Ironically(?), you seem to be doing precisely what I warn against in my piece: you assume that the bad guys (big agricultural concerns, etc.) necessarily do bad things. No. Even Duane Andreas does good things sometimes (mostly by accident, not by design). Why is this so hard to accept?
Further, you’re obviously spouting “talking points.” I’m not interested in rhetoric; I’m interested in evidence. Stop viewing this as a competition.
“Industrial farming is irresponsible and until the proper scientific research has been produced which explores the effects of the use of pesticides and genetic modification on bio-diversity, I'll stick with the traditional forms of food production which are organic.”
First, assertion ("irresponsible") is not argumentation.
Second, you are assuming what you are obliged to establish: that we do not know the effects of pesticides (again, you wrongly assume that organic farmers do not use pesticides—and that the same “issue” does not arise for them) and GM, etc. Again, you need to survey the available expert testimony/studies, favoring the scientific/reliable over the merely anecdotal or poorly conducted. Upon doing that, you will find little reason to worry about current pesticides (much improved over the old ones, thanks to the environmental movement and its critics of Big Farming) or GM or effects on bio-diversity.
Hey, if I’m wrong about that assessment, then I will change my view. I want to follow the evidence, and if the evidence favors your view (or some part of it), I will join you.
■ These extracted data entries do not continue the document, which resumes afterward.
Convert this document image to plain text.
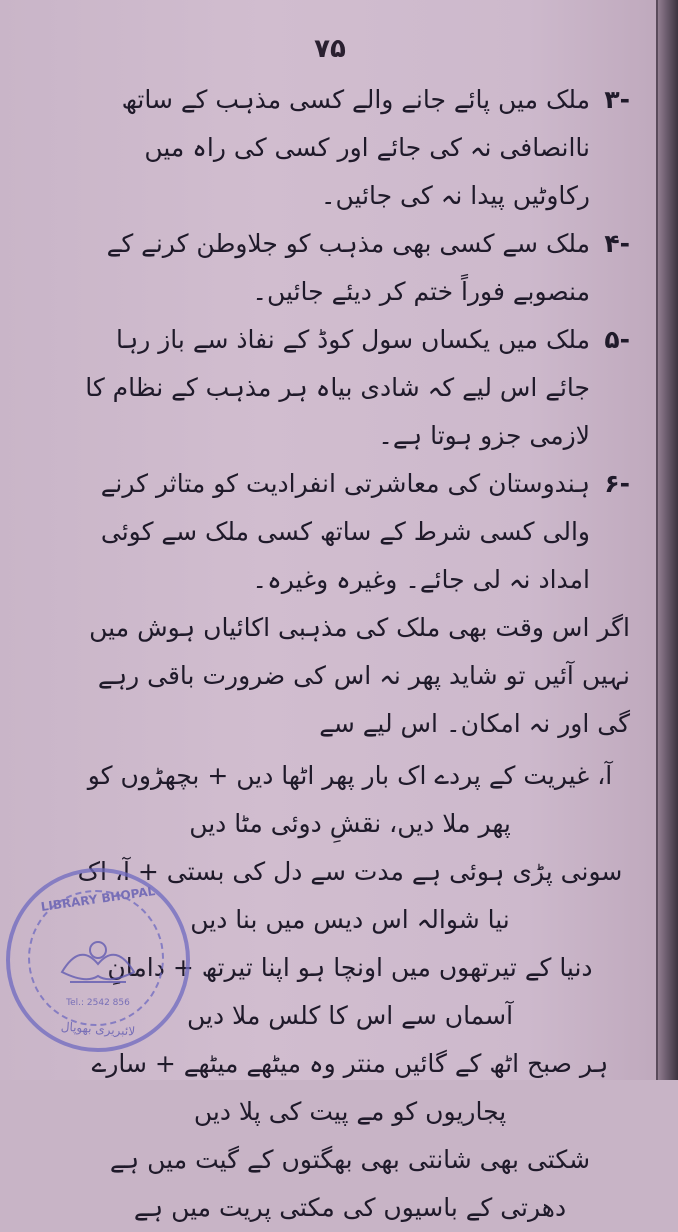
۷۵
۳-
ملک میں پائے جانے والے کسی مذہب کے ساتھ ناانصافی نہ کی جائے اور کسی کی راہ میں رکاوٹیں پیدا نہ کی جائیں۔
۴-
ملک سے کسی بھی مذہب کو جلاوطن کرنے کے منصوبے فوراً ختم کر دیئے جائیں۔
۵-
ملک میں یکساں سول کوڈ کے نفاذ سے باز رہا جائے اس لیے کہ شادی بیاہ ہر مذہب کے نظام کا لازمی جزو ہوتا ہے۔
۶-
ہندوستان کی معاشرتی انفرادیت کو متاثر کرنے والی کسی شرط کے ساتھ کسی ملک سے کوئی امداد نہ لی جائے۔ وغیرہ وغیرہ۔
اگر اس وقت بھی ملک کی مذہبی اکائیاں ہوش میں نہیں آئیں تو شاید پھر نہ اس کی ضرورت باقی رہے گی اور نہ امکان۔ اس لیے سے
آ، غیریت کے پردے اک بار پھر اٹھا دیں + بچھڑوں کو پھر ملا دیں، نقشِ دوئی مٹا دیں
سونی پڑی ہوئی ہے مدت سے دل کی بستی + آ، اک نیا شوالہ اس دیس میں بنا دیں
دنیا کے تیرتھوں میں اونچا ہو اپنا تیرتھ + دامانِ آسماں سے اس کا کلس ملا دیں
ہر صبح اٹھ کے گائیں منتر وہ میٹھے میٹھے + سارے پجاریوں کو مے پیت کی پلا دیں
شکتی بھی شانتی بھی بھگتوں کے گیت میں ہے
دھرتی کے باسیوں کی مکتی پریت میں ہے
LIBRARY BHOPAL
Tel.: 2542 856
لائبریری بھوپال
It’s all about the evidence, you see. This is not a competition or contest. First, get the facts, the truth. Only then: put on your warrior outfit and grab your megaphone. Logic before advocacy. OK?
“Furthermore, the British study makes the claim that organic foods are no healthier than industrial foods. No one ever claimed they were.”
This claim is routinely made by the advocates of organic foods. You know that.
“History has shown that industrialization has produced all sorts of unintended effects on the natural environment. Why should we think that industrial food production as any less harmful?”
There is wisdom in your skepticism. We should be very careful adopting new technologies, etc., especially when they involve massive activity. But you seem to believe that organic farming is excluded from “industrialization.” It isn’t. Organic farming is now Big Farming. Further, by all accounts, it uses much more land than does non-organic farming. It is much less efficient in the conversion of natural resources into food. As far as I know, that is not in dispute.
You seem unaware of the world’s population issues. How can that be? (You know better.) And you seem to insist on viewing “organic farming” as little traditional farms dotting the landscape, emitting the moos and clucks of happy critters, leaving a small footprint and no residue. Surely you realize that that is nonsense.
Drop the talking points—these are inevitably dishonest. Honestly address the points and arguments of your critics. If the logic and evidence favors your side, then competent and honest thinkers will join you there eventually.
If, as I suspect, the logic favors some version of non-organic farming, will you defy or ignore this?
If so, how are you different from George W. Bush?
Ah, but I sense that you are, at bottom, nothing at all like W. You want to do the right things. So do I.